Summarise a long block of meeting notes:

function summariseNotes() {
  const notes = SpreadsheetApp.getActiveSheet()
    .getRange('A1').getValue();        // ~12,000 characters
  const summary = processLongText(notes, 'Summarise these notes in two sentences.');
  Logger.log(summary);
}

With a 4,000-character chunk size, a 12,000-character input runs as three calls:

ChunkInput rangeResult
1chars 0–4,000Two-sentence summary of part 1
2chars 4,000–8,000Two-sentence summary of part 2
3chars 8,000–12,000Two-sentence summary of part 3

The three summaries are joined into one block — a complete result with no stream, no timeout, and a clear log line per chunk.

Run it

This is an on-demand helper, called from whatever job needs it:

  1. Save the API key in Project Settings → Script Properties as ANTHROPIC_API_KEY.
  2. Call processLongText(text, instruction) from your own function, as in the example above.
  3. Run that function and approve the authorisation prompt the first time.

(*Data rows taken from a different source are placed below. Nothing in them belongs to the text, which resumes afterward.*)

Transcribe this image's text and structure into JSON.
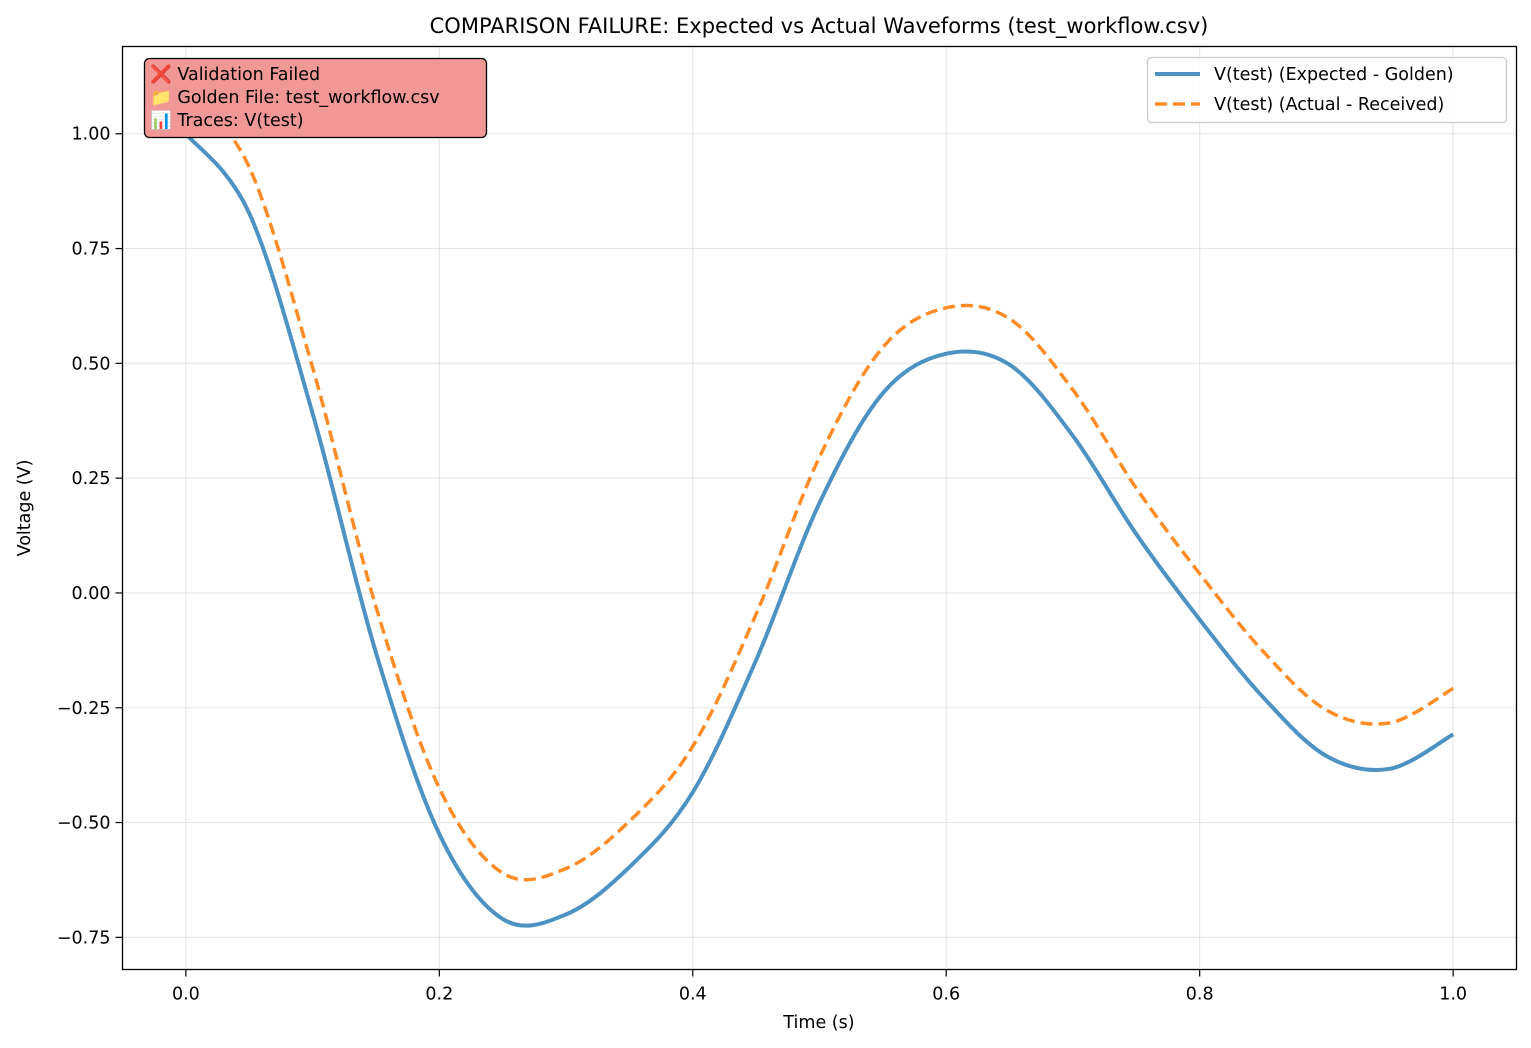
{
  "chart_data": {
    "type": "line",
    "title": "COMPARISON FAILURE: Expected vs Actual Waveforms (test_workflow.csv)",
    "xlabel": "Time (s)",
    "ylabel": "Voltage (V)",
    "xlim": [
      -0.05,
      1.05
    ],
    "ylim": [
      -0.82,
      1.19
    ],
    "xticks": [
      0.0,
      0.2,
      0.4,
      0.6,
      0.8,
      1.0
    ],
    "xtick_labels": [
      "0.0",
      "0.2",
      "0.4",
      "0.6",
      "0.8",
      "1.0"
    ],
    "yticks": [
      -0.75,
      -0.5,
      -0.25,
      0.0,
      0.25,
      0.5,
      0.75,
      1.0
    ],
    "ytick_labels": [
      "−0.75",
      "−0.50",
      "−0.25",
      "0.00",
      "0.25",
      "0.50",
      "0.75",
      "1.00"
    ],
    "grid": true,
    "legend_position": "top-right",
    "x": [
      0.0,
      0.05,
      0.1,
      0.15,
      0.2,
      0.25,
      0.3,
      0.35,
      0.4,
      0.45,
      0.5,
      0.55,
      0.6,
      0.65,
      0.7,
      0.75,
      0.8,
      0.85,
      0.9,
      0.95,
      1.0
    ],
    "series": [
      {
        "name": "V(test) (Expected - Golden)",
        "color": "#1f77b4",
        "style": "solid",
        "values": [
          1.0,
          0.827,
          0.391,
          -0.13,
          -0.525,
          -0.71,
          -0.7,
          -0.597,
          -0.434,
          -0.146,
          0.196,
          0.435,
          0.521,
          0.497,
          0.342,
          0.128,
          -0.058,
          -0.227,
          -0.355,
          -0.383,
          -0.308
        ]
      },
      {
        "name": "V(test) (Actual - Received)",
        "color": "#ff7f0e",
        "style": "dashed",
        "values": [
          1.1,
          0.927,
          0.491,
          -0.03,
          -0.425,
          -0.61,
          -0.6,
          -0.497,
          -0.334,
          -0.046,
          0.296,
          0.535,
          0.621,
          0.597,
          0.442,
          0.228,
          0.042,
          -0.127,
          -0.255,
          -0.283,
          -0.208
        ]
      }
    ]
  },
  "status_box": {
    "line1": "❌ Validation Failed",
    "line2": "📁 Golden File: test_workflow.csv",
    "line3": "📊 Traces: V(test)",
    "background": "#f19896"
  }
}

For very large jobs that risk the six-minute limit even when chunked, save progress after each chunk and resume on a follow-up trigger rather than trying to finish in one execution.

Watch out for

  • True streaming is not possible in Apps Script. UrlFetchApp is synchronous and returns the whole body at once — there is no callback or readable stream. Chunking is the workaround, not a way around the constraint.
  • Each script execution is capped at six minutes. Many chunked calls in series can still hit that ceiling — keep CHUNK_SIZE modest, and for long jobs checkpoint progress and continue on a fresh run.
  • Chunking splits on character count, not meaning. A slice can cut a sentence in half, which weakens per-chunk results. For summarising, split on paragraph breaks instead so each chunk is self-contained.
  • Joining chunk replies does not give you a single coherent document. For a unified result, run a second pass that summarises or merges the combined chunk outputs.
  • If you genuinely need streaming — a live UI showing tokens as they arrive — the only real option is a small external worker that streams the API and posts the assembled result back to an Apps Script web app.
  • Watch the API bill. Chunking turns one request into several, and overlapping context across chunks multiplies token usage. Tune the chunk size against both reliability and cost.